The tale of what looked to be a stress-induced heart attack has gone viral on LinkedIn, after HSBC contractor Jonathan Frostick vowed to “restructure my approach to work” following his near-death experience.
According to Frostick’s LinkedIn post, which has more than 200,000 ‘likes’ and nearly 11,000 comments as of Wednesday evening, the HSBC manager had started prepping for his working week at 4pm on a Sunday when his chest started to feel tight.
“I sat down at my desk at 4pm to prep for this weeks’ work. And then I couldn’t really breathe,” he wrote. “My chest felt constrained, I had what I can only describe as surges in my left arm, my neck, my ears were popping.”
Frostick, who manages a team of 20 at the bank, said his first thought was: “F*** I needed to meet with my manager tomorrow, this isn’t convenient”.

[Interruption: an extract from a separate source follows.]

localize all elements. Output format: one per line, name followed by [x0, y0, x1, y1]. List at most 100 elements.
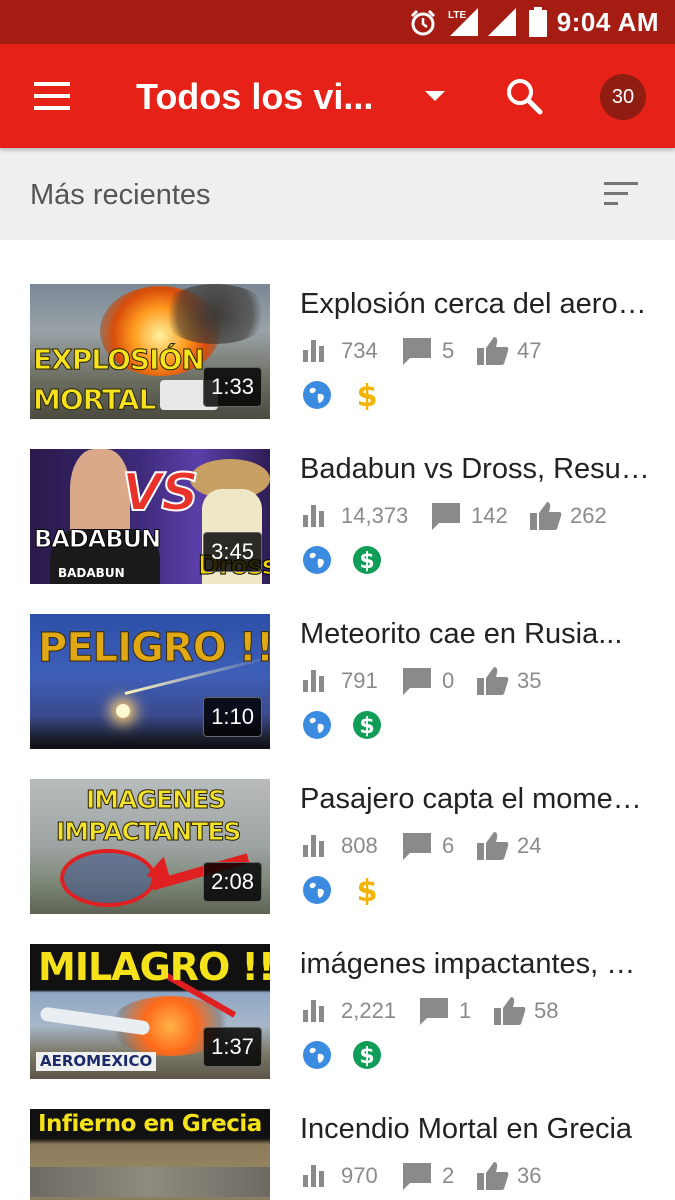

Accompanying a picture of him in a hospital bed, the post vowed to make some changes to his life, including not spending “all day on Zoom”, restructuring his approach to work and “not… putting up with any s#%t at work ever again – life literally is too short.”
Frostick’s is the latest tale of work stress becoming overbearing and damaging for employees.
Last month junior bankers at Goldman Sachs claimed they had suffered ‘inhumane’ treatment and workplace abuse after working up to 105 hour weeks, leading to a deterioration in mental health while employed by the US investment bank.
A HSBC spokesperson said: “We all wish Jonathan a full and speedy recovery. We also recognise the importance of personal health and wellbeing and a good work-life balance.
“Over the last year we have redoubled our efforts on health and wellbeing – through support and tools for working healthily as well as internal communications campaigns to raise awareness. The response to this topic shows how much this is on people’s minds and we are encouraging everyone to make their health and wellbeing a top priority.”